Days before a woman is about to give birth, the whiff of cinnamon and caraway start filling the house with their comforting aromas full of warm spicy notes. No Lebanese baby can be welcomed into this world, without the proper and best Meghlé. This dessert is a rice pudding made from rice flour, sugar and cinnamon with ornaments of desiccated coconut flakes, pistachios, walnuts, almonds and pine nuts making it one fancy dessert reserved for such delightful occasions. It is infused with the warming flavors of cinnamon, caraway and anise. This exotic dessert is a taste of our culture, and insight into our spice-filled way of life.
In Lebanon, the different religious communities celebrate their holidays differently. Some traditions though may be identical from one community to another. It is customary, whenever there is a newborn in the family to prepare a traditional dessert for the occasion. In Arabic, it is called Meghlé, literally meaning boiled, because it’s boiled for almost 45 to 50 mns, though it is served chilled in individual bowls topped with the nuts right before serving. This pudding is gluten free because the thickening agent here is the rice flour. It is also vegan, which means it is dairy free too, with no milk, butter or cream.
When visitors come to see the newborn usually bearing gifts, the parents of the new baby are expected to serve Meghlé. Because this pudding is all about celebrating birth, Meghlé is also served on Christmas Eve, as it is a feast celebrating the birth of Christ. In fact, in the mountains of Lebanon, Meghlé was once the only treat eaten during Christmas.
The dish was traditionally served to celebrate the birth of a male heir, but became in modern Lebanese tradition a celebration dessert for all new born. The fact that caraway seeds are good for feeding mothers, it’s traditionally served to new mothers to increase milk production and alleviate gas. Usually, it is prepared in large quantities and offered at home. The rest is sent to relatives and friends so that they join the celebration.
It is said that this brown pudding is symbolic of the fertile rich soil, and the nuts on top are like seeds that will sprout and grow on this soil, a perfect symbol for birth.
Usually the grandmother of the baby would be busy in the kitchen making it, taking extra care to decorate the elegant little serving plates with different nuts.
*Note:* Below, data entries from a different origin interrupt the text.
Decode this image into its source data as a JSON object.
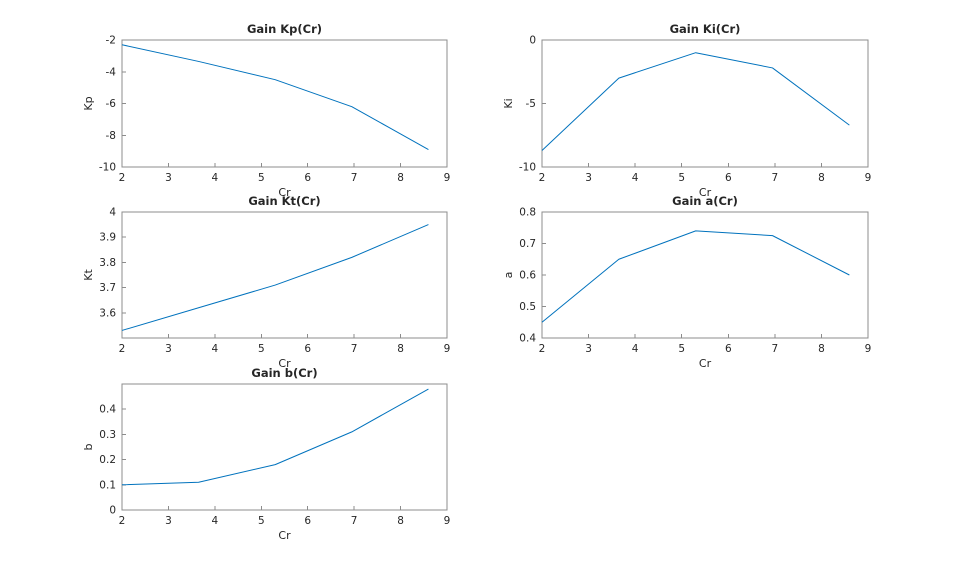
{
  "figure": {
    "background": "#ffffff"
  },
  "style": {
    "axis_color": "#8c8c8c",
    "text_color": "#262626",
    "background": "#ffffff"
  },
  "chart_data": [
    {
      "type": "line",
      "title": "Gain Kp(Cr)",
      "xlabel": "Cr",
      "ylabel": "Kp",
      "x": [
        2,
        3.65,
        5.3,
        6.95,
        8.6
      ],
      "y": [
        -2.3,
        -3.35,
        -4.5,
        -6.2,
        -8.9
      ],
      "xlim": [
        2,
        9
      ],
      "ylim": [
        -10,
        -2
      ],
      "xticks": [
        2,
        3,
        4,
        5,
        6,
        7,
        8,
        9
      ],
      "yticks": [
        -10,
        -8,
        -6,
        -4,
        -2
      ],
      "line_color": "#0072BD",
      "grid": false,
      "legend": null
    },
    {
      "type": "line",
      "title": "Gain Ki(Cr)",
      "xlabel": "Cr",
      "ylabel": "Ki",
      "x": [
        2,
        3.65,
        5.3,
        6.95,
        8.6
      ],
      "y": [
        -8.7,
        -3.0,
        -1.0,
        -2.2,
        -6.7
      ],
      "xlim": [
        2,
        9
      ],
      "ylim": [
        -10,
        0
      ],
      "xticks": [
        2,
        3,
        4,
        5,
        6,
        7,
        8,
        9
      ],
      "yticks": [
        -10,
        -5,
        0
      ],
      "line_color": "#0072BD",
      "grid": false,
      "legend": null
    },
    {
      "type": "line",
      "title": "Gain Kt(Cr)",
      "xlabel": "Cr",
      "ylabel": "Kt",
      "x": [
        2,
        3.65,
        5.3,
        6.95,
        8.6
      ],
      "y": [
        3.53,
        3.62,
        3.71,
        3.82,
        3.95
      ],
      "xlim": [
        2,
        9
      ],
      "ylim": [
        3.5,
        4
      ],
      "xticks": [
        2,
        3,
        4,
        5,
        6,
        7,
        8,
        9
      ],
      "yticks": [
        3.6,
        3.7,
        3.8,
        3.9,
        4
      ],
      "line_color": "#0072BD",
      "grid": false,
      "legend": null
    },
    {
      "type": "line",
      "title": "Gain a(Cr)",
      "xlabel": "Cr",
      "ylabel": "a",
      "x": [
        2,
        3.65,
        5.3,
        6.95,
        8.6
      ],
      "y": [
        0.45,
        0.65,
        0.74,
        0.725,
        0.6
      ],
      "xlim": [
        2,
        9
      ],
      "ylim": [
        0.4,
        0.8
      ],
      "xticks": [
        2,
        3,
        4,
        5,
        6,
        7,
        8,
        9
      ],
      "yticks": [
        0.4,
        0.5,
        0.6,
        0.7,
        0.8
      ],
      "line_color": "#0072BD",
      "grid": false,
      "legend": null
    },
    {
      "type": "line",
      "title": "Gain b(Cr)",
      "xlabel": "Cr",
      "ylabel": "b",
      "x": [
        2,
        3.65,
        5.3,
        6.95,
        8.6
      ],
      "y": [
        0.1,
        0.11,
        0.18,
        0.31,
        0.48
      ],
      "xlim": [
        2,
        9
      ],
      "ylim": [
        0,
        0.5
      ],
      "xticks": [
        2,
        3,
        4,
        5,
        6,
        7,
        8,
        9
      ],
      "yticks": [
        0,
        0.1,
        0.2,
        0.3,
        0.4
      ],
      "line_color": "#0072BD",
      "grid": false,
      "legend": null
    }
  ]
}
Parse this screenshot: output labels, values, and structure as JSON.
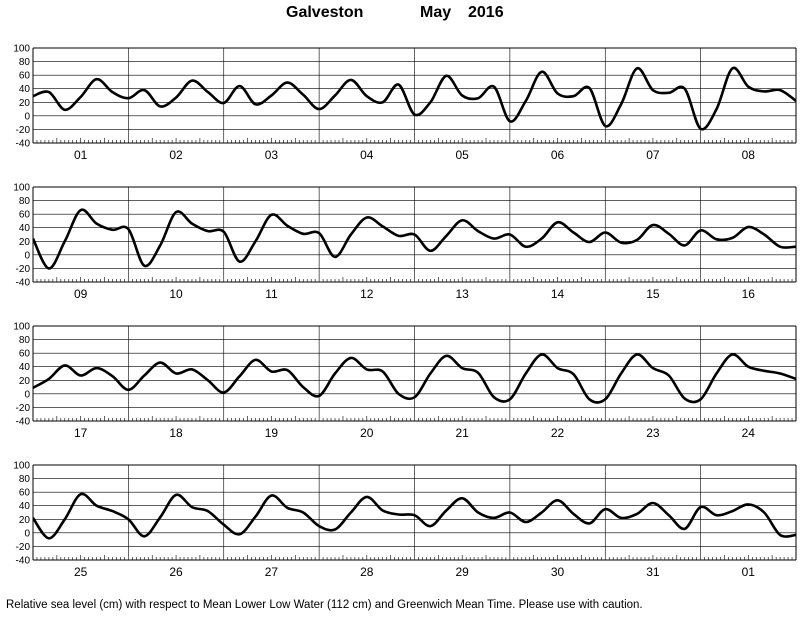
{
  "header": {
    "station": "Galveston",
    "month": "May",
    "year": "2016"
  },
  "footnote": "Relative sea level (cm) with respect to Mean Lower Low Water (112 cm) and Greenwich Mean Time. Please use with caution.",
  "chart_data": {
    "type": "line",
    "title": "Galveston May 2016",
    "ylim": [
      -40,
      100
    ],
    "yticks": [
      -40,
      -20,
      0,
      20,
      40,
      60,
      80,
      100
    ],
    "grid": true,
    "panels": [
      {
        "days": [
          "01",
          "02",
          "03",
          "04",
          "05",
          "06",
          "07",
          "08"
        ],
        "x": [
          0,
          4,
          8,
          12,
          16,
          20,
          24,
          28,
          32,
          36,
          40,
          44,
          48,
          52,
          56,
          60,
          64,
          68,
          72,
          76,
          80,
          84,
          88,
          92,
          96,
          100,
          104,
          108,
          112,
          116,
          120,
          124,
          128,
          132,
          136,
          140,
          144,
          148,
          152,
          156,
          160,
          164,
          168,
          172,
          176,
          180,
          184,
          188,
          192
        ],
        "values": [
          29,
          35,
          9,
          28,
          54,
          35,
          26,
          38,
          14,
          27,
          52,
          35,
          19,
          44,
          17,
          30,
          49,
          31,
          10,
          30,
          53,
          29,
          20,
          46,
          2,
          20,
          59,
          30,
          26,
          43,
          -8,
          22,
          65,
          33,
          29,
          41,
          -15,
          17,
          70,
          38,
          34,
          40,
          -19,
          10,
          70,
          43,
          36,
          38,
          22
        ]
      },
      {
        "days": [
          "09",
          "10",
          "11",
          "12",
          "13",
          "14",
          "15",
          "16"
        ],
        "x": [
          0,
          4,
          8,
          12,
          16,
          20,
          24,
          28,
          32,
          36,
          40,
          44,
          48,
          52,
          56,
          60,
          64,
          68,
          72,
          76,
          80,
          84,
          88,
          92,
          96,
          100,
          104,
          108,
          112,
          116,
          120,
          124,
          128,
          132,
          136,
          140,
          144,
          148,
          152,
          156,
          160,
          164,
          168,
          172,
          176,
          180,
          184,
          188,
          192
        ],
        "values": [
          24,
          -20,
          20,
          66,
          46,
          37,
          38,
          -16,
          14,
          63,
          46,
          35,
          34,
          -10,
          20,
          59,
          43,
          31,
          32,
          -3,
          30,
          55,
          42,
          28,
          30,
          6,
          28,
          51,
          35,
          24,
          30,
          12,
          24,
          48,
          33,
          19,
          33,
          18,
          22,
          44,
          31,
          14,
          36,
          23,
          25,
          41,
          30,
          12,
          12
        ]
      },
      {
        "days": [
          "17",
          "18",
          "19",
          "20",
          "21",
          "22",
          "23",
          "24"
        ],
        "x": [
          0,
          4,
          8,
          12,
          16,
          20,
          24,
          28,
          32,
          36,
          40,
          44,
          48,
          52,
          56,
          60,
          64,
          68,
          72,
          76,
          80,
          84,
          88,
          92,
          96,
          100,
          104,
          108,
          112,
          116,
          120,
          124,
          128,
          132,
          136,
          140,
          144,
          148,
          152,
          156,
          160,
          164,
          168,
          172,
          176,
          180,
          184,
          188,
          192
        ],
        "values": [
          9,
          22,
          42,
          27,
          38,
          26,
          6,
          27,
          46,
          30,
          36,
          20,
          2,
          26,
          50,
          33,
          35,
          10,
          -3,
          30,
          53,
          36,
          33,
          0,
          -5,
          30,
          56,
          38,
          31,
          -5,
          -8,
          30,
          58,
          38,
          29,
          -8,
          -8,
          30,
          58,
          38,
          27,
          -7,
          -8,
          30,
          58,
          40,
          34,
          30,
          22
        ]
      },
      {
        "days": [
          "25",
          "26",
          "27",
          "28",
          "29",
          "30",
          "31",
          "01"
        ],
        "x": [
          0,
          4,
          8,
          12,
          16,
          20,
          24,
          28,
          32,
          36,
          40,
          44,
          48,
          52,
          56,
          60,
          64,
          68,
          72,
          76,
          80,
          84,
          88,
          92,
          96,
          100,
          104,
          108,
          112,
          116,
          120,
          124,
          128,
          132,
          136,
          140,
          144,
          148,
          152,
          156,
          160,
          164,
          168,
          172,
          176,
          180,
          184,
          188,
          192
        ],
        "values": [
          22,
          -8,
          20,
          57,
          40,
          32,
          20,
          -5,
          23,
          56,
          38,
          32,
          12,
          -2,
          24,
          55,
          37,
          30,
          10,
          5,
          30,
          53,
          33,
          27,
          26,
          10,
          33,
          51,
          30,
          22,
          30,
          16,
          30,
          48,
          28,
          14,
          35,
          22,
          28,
          44,
          26,
          6,
          38,
          26,
          32,
          42,
          30,
          -3,
          -3
        ]
      }
    ]
  }
}
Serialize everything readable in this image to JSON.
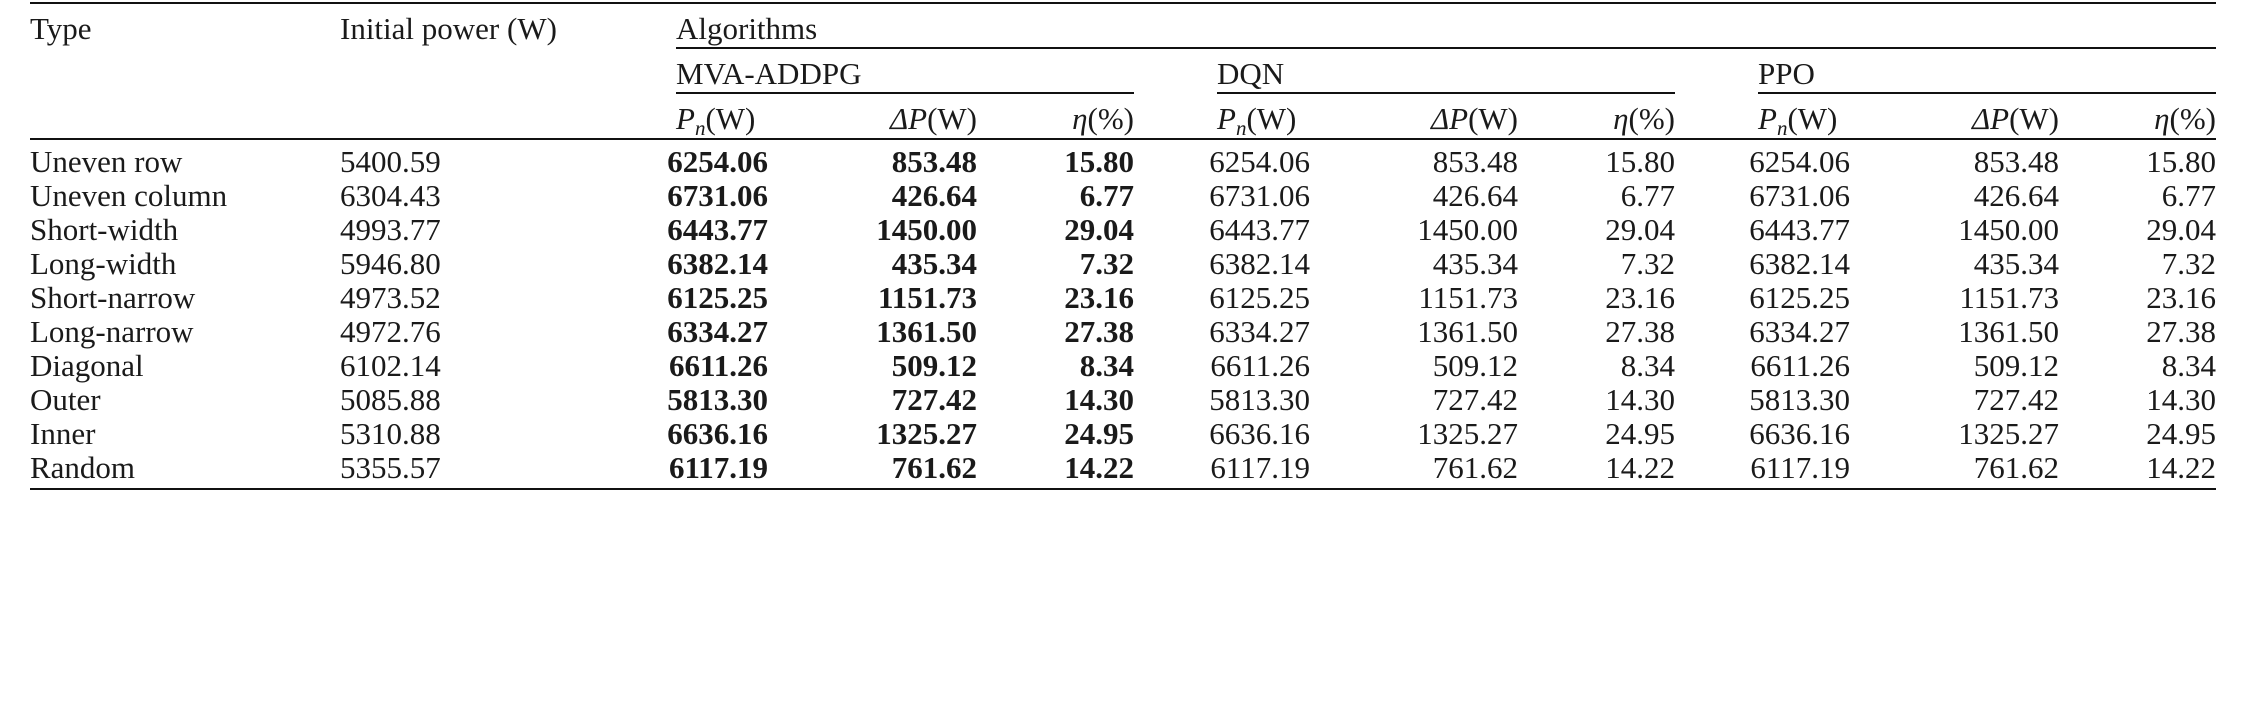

The competition to an excellent Meghlé is fierce. A good recipe is taken to the grave. It’s no big secret that close relatives and loved friends get extra nuts on their Meghlé. So the next time you are congratulating your friend for her newborn make sure that you count how many nuts are on top and you might find out a thing or two!
After this almost therapeutic 50 minutes of stirring in the kitchen over a stove consumed in the soothing repetition of whisking, you know it’s done when it drips from the spoon as a sharp line. The secret of success of Meghlé is in the continuous stirring over medium low heat, making sure to stir continuously, scraping the bottom of the pot to prevent the pudding from sticking.
You can also make the same recipe with minor differences and enjoy it as a drink, thick, warm and spicy. This tea bears the same name Meghlé because it uses similar spices and nuts. It is originally drunk in the Shouf region. The smell of the blend of spices gently simmering is enough to elevate your soul.
Here is my recipe:
4 cups of water
Honey to taste
1 tbsp. anise seeds
2 cinnamon sticks
Small ginger grated to taste
Assorted nuts: pistachios, walnuts, almonds and pine nuts
Peel the nuts and set in the bottom of each cup. Heat the water for the tea stirring the honey in it till it dissolves. As soon as the water boils, add everything else and simmer for 10 minutes. Strain. Pour in the cups with the nuts at the bottom. Sahtein!